Is there anything we can do to remove this error on our end?
@Ashish_Mishra this error comes up when a network socket is closed and a request has been in-flight on that socket. So something happened on your network at that time. If you have java SDK logging enabled with info and above, at a similar time window you should see what could’ve caused that exception.
Was it a one-off or is it coming at (regular) intervals?
Also note that you are on a quite old SDK version - please consider upgrading to SDK 3 soon or at least pick up the latest 2.7.x version so that you have all the bugfixes and minimize incompatibilities with later server versions.
@kaintharinder in SDK 2 there is no automatic retry for this kind of exception because we do not know what side effect it could have caused on the server side if it was a mutation operation (even with n1ql you could’ve performed a DML operation). If you know that your n1ql quers is select-only and idempotent, you can retry yourself.
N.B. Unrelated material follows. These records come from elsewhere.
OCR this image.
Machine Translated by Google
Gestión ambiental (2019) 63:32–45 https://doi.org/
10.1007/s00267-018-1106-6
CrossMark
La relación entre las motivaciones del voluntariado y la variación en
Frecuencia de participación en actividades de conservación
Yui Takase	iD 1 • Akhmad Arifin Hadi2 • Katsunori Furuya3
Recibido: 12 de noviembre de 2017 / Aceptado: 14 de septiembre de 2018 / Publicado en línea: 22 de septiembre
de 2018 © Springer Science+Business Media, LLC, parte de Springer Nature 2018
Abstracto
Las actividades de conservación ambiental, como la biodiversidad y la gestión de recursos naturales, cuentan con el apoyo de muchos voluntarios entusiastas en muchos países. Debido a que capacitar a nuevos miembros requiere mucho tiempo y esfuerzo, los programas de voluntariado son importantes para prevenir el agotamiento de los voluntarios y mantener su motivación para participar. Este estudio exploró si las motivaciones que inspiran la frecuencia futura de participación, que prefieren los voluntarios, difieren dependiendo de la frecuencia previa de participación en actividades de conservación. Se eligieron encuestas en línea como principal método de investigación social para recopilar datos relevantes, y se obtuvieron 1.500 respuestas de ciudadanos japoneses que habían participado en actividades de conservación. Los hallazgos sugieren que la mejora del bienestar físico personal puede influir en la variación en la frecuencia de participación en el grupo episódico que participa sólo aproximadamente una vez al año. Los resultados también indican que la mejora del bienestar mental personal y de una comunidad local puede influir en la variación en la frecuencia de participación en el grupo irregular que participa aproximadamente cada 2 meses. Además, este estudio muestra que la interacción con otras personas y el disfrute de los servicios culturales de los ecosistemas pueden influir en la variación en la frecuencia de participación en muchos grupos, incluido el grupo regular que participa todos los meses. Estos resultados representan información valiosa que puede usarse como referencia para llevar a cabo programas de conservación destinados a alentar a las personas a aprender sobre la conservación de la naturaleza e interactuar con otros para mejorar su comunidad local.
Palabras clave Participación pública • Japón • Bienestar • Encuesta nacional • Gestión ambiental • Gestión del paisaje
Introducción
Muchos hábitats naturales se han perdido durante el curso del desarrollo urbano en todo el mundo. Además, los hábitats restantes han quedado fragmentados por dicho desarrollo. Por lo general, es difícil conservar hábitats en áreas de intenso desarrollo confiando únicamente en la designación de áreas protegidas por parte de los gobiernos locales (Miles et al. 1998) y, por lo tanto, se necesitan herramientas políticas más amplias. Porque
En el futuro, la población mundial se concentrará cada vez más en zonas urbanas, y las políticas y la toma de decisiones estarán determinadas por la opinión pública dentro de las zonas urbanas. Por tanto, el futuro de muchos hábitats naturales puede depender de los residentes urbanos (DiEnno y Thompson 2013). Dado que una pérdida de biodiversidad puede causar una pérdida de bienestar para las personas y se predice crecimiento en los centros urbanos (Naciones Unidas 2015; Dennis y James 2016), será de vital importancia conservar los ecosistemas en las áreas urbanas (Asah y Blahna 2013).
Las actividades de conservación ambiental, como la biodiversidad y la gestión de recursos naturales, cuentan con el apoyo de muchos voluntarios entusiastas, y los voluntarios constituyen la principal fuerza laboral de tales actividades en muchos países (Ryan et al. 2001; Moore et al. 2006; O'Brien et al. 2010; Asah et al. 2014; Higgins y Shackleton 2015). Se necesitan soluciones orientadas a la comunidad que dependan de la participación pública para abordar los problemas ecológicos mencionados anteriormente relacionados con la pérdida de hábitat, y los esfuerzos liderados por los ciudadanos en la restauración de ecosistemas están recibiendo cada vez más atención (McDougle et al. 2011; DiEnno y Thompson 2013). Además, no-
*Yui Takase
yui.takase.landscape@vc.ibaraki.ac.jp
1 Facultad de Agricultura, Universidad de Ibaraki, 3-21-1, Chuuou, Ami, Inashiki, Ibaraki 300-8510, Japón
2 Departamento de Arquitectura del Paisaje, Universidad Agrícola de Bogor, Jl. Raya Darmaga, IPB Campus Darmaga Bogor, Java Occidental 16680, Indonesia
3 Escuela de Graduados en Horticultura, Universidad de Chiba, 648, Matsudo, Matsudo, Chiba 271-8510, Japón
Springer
SDK 3 is more advanced in this regard, if you set readonly(true) on the QueryOptions then the SDK will retry it for you.
Mostly we will go with custom retry for the time being.
Can you suggest a sure shot way to reproduce this for testing , currently it is intermittent and we are not able to reproduce it on purpose.
@kaintharinder you can put constant query load on a system and then stop the node, or interrupt the sockets with i.e. a firewall. Or you put some kind of proxy in the middle which allows you to cut of sockets while operations are in-flight.